By signing onto the accord, DOJ and FTC are signaling they are eager to steer U.S. AI regulation in the direction of the stricter European approach even in the absence of comprehensive legislation by Congress.
ICYMI
Small World
I’ve alluded to the possibility before, but now it appears to be really happening: generative AI models are getting smaller. Google and Nvidia are the latest to roll out slimmed down versions of their flagship models, but it’s becoming a genuine trend, with small language models coming from OpenAI, Microsoft, Mistral, Falcon and others. The slimmed down models are intended to run faster and more efficiently than big foundation models, requiring less computing power and less data to train on. Some users are creating their own small models tailored to specific uses and often trained on proprietary data. Driving the trend is need by enterprises to be able to make use of AI without needing to invest in large data centers to train and run big models, and growing concerns about the costs and environmental impact of model training. Smaller models can also run on a wider array of devices, including mobile devices, as Apple is enabling with Apple Intelligence. Small can be beautiful.
Here We Go Again
SAG-AFTRA, which shut down movie and TV production last year with a protracted strike again the Hollywood studios over the use of AI on and off set, has done it again, this time to video game studios. Voice performers walked off the job just after midnight on Friday after the major game studios declined to sign on to a new agreement guaranteeing performers protection against displacement by the technology. “Although agreements have been reached on many issues important to SAG-AFTRA members, the employers refuse to plainly affirm, in clear and enforceable language, that they will protect all performers covered by this contract in their A.I. language,” SAG-AFTRA said in a statement. Studios affected by the work stoppage include Activision Productions Inc., Blindlight LLC, Disney Character Voices Inc., Electronic Arts Productions Inc., Formosa Interactive LLC, Insomniac Games Inc., Llama Productions LLC, Take 2 Productions Inc., VoiceWorks Productions Inc., and WB Games. Talks between the sides on a new contract have been going on for more than a year. Among the main sticking points in the negotiations has been the studios’ demand for AI voice-training rights for dialog recording sessions.
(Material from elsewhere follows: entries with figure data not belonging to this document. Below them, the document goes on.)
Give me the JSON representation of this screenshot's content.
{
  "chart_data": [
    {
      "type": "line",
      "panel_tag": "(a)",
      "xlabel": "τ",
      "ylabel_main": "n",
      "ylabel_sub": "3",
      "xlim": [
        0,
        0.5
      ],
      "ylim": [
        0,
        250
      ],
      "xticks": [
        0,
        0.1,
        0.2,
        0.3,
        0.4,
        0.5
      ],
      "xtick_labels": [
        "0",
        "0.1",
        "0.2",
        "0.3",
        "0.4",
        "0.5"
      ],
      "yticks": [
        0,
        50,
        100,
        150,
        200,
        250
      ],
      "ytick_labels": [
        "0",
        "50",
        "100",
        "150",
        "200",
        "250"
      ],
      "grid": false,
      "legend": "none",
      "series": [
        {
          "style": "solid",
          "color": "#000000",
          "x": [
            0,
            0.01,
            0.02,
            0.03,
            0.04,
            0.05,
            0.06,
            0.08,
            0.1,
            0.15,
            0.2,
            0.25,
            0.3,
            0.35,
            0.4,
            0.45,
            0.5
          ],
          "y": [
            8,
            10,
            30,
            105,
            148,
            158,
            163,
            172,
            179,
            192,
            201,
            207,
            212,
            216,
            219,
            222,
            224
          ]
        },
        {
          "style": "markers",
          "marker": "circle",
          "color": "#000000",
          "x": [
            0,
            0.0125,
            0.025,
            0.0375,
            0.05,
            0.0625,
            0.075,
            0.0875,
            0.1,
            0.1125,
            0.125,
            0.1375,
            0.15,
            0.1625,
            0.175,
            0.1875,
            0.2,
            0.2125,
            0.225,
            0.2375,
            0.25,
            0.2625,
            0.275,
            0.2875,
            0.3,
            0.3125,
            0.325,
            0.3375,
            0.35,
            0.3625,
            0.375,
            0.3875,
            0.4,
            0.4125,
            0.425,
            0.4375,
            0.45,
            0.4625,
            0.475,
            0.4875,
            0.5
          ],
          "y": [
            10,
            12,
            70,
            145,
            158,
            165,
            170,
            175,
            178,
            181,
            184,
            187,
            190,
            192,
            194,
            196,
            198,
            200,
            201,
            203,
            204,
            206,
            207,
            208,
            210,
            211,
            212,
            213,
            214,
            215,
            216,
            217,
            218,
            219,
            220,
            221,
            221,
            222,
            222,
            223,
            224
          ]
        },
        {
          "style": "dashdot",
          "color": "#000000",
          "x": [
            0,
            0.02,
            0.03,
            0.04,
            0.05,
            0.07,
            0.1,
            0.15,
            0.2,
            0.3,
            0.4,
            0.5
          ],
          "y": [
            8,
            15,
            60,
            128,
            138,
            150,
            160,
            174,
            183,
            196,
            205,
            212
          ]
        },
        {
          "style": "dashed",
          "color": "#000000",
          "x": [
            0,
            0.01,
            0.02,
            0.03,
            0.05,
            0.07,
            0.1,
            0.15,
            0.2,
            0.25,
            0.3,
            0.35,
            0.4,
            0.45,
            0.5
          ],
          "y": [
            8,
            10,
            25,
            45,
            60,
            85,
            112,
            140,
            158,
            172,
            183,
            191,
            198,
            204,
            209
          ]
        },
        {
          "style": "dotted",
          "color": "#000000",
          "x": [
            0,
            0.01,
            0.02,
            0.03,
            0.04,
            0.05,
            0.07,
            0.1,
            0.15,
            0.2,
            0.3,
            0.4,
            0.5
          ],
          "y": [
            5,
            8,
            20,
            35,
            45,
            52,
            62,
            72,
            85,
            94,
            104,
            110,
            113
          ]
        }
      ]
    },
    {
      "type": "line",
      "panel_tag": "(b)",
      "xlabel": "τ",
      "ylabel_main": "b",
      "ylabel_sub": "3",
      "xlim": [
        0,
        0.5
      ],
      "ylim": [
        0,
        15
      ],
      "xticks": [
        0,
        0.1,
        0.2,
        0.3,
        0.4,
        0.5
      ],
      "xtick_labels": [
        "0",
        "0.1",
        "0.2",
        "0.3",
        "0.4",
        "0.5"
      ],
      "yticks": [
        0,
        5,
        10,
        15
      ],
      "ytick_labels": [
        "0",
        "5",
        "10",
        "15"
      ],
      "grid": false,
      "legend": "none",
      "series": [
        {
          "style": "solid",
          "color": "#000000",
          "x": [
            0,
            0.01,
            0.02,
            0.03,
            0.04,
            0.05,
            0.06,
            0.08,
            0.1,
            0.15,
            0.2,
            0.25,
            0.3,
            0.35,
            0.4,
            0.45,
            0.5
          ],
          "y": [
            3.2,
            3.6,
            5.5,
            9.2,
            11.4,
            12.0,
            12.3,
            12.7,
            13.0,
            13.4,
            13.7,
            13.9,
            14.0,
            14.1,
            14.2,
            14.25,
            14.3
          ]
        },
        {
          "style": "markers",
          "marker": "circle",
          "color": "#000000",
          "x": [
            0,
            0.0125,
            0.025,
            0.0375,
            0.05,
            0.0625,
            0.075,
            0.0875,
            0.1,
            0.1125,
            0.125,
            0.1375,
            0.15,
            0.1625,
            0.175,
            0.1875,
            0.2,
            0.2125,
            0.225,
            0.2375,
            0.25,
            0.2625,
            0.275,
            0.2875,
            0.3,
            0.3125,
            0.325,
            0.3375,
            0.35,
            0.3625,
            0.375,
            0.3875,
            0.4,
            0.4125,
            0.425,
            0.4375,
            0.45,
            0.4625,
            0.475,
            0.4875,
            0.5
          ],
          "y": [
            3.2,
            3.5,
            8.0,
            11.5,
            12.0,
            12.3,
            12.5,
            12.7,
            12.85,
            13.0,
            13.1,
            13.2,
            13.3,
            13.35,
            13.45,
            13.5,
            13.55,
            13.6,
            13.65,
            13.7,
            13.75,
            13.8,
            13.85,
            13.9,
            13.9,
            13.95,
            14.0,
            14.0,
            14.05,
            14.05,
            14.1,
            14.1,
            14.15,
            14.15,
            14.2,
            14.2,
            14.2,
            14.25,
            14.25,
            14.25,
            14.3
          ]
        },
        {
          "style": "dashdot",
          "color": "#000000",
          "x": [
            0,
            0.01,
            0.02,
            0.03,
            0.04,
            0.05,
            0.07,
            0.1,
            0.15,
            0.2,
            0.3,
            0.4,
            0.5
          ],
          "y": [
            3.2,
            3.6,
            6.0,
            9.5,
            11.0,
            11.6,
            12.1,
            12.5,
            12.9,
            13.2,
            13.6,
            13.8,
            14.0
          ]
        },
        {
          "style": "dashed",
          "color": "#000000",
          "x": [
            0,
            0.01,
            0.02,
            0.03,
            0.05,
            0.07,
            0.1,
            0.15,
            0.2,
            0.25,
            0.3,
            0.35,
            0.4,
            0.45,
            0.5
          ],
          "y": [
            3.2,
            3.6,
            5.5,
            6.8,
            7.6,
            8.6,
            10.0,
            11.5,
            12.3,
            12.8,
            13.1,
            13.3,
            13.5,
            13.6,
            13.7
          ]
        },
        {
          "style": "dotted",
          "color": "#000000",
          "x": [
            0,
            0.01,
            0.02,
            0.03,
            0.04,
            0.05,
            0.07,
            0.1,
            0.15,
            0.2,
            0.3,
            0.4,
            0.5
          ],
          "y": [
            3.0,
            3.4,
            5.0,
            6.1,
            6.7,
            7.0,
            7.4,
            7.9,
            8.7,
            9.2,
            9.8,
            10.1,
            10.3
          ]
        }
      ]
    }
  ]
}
AI Snake May Start Eating Its Tail
Further to my previous post on the rapid closing off of the open web in response to massive unauthorized data scraping by AI companies to train their models, developers could soon be have another training headache to deal with. According to a new paper published in Nature, as more of the data available on the web is itself produced by AI. “If the training data of most future models are also scraped from the web, then they will inevitably train on data produced by their predecessors,” according to the paper. That could lead to what the researchers call model collapse. “We discover that indiscriminately learning from data produced by other models causes ‘model collapse’—a degenerative process whereby, over time, models forget the true underlying data distribution, even in the absence of a shift in the distribution over time,” the authors write. When trained on “polluted data,” models begin the mis-perceive reality. “In early model collapse, the model begins losing information about the tails of the distribution,” the authors write. “[I]n late model collapse, the model converges to a distribution that carries little resemblance to the original one, often with substantially reduced variance.” The rush to block scraping of human-produced data will only exacerbate the problem by increasing the incentive to rely on synthetic data for training.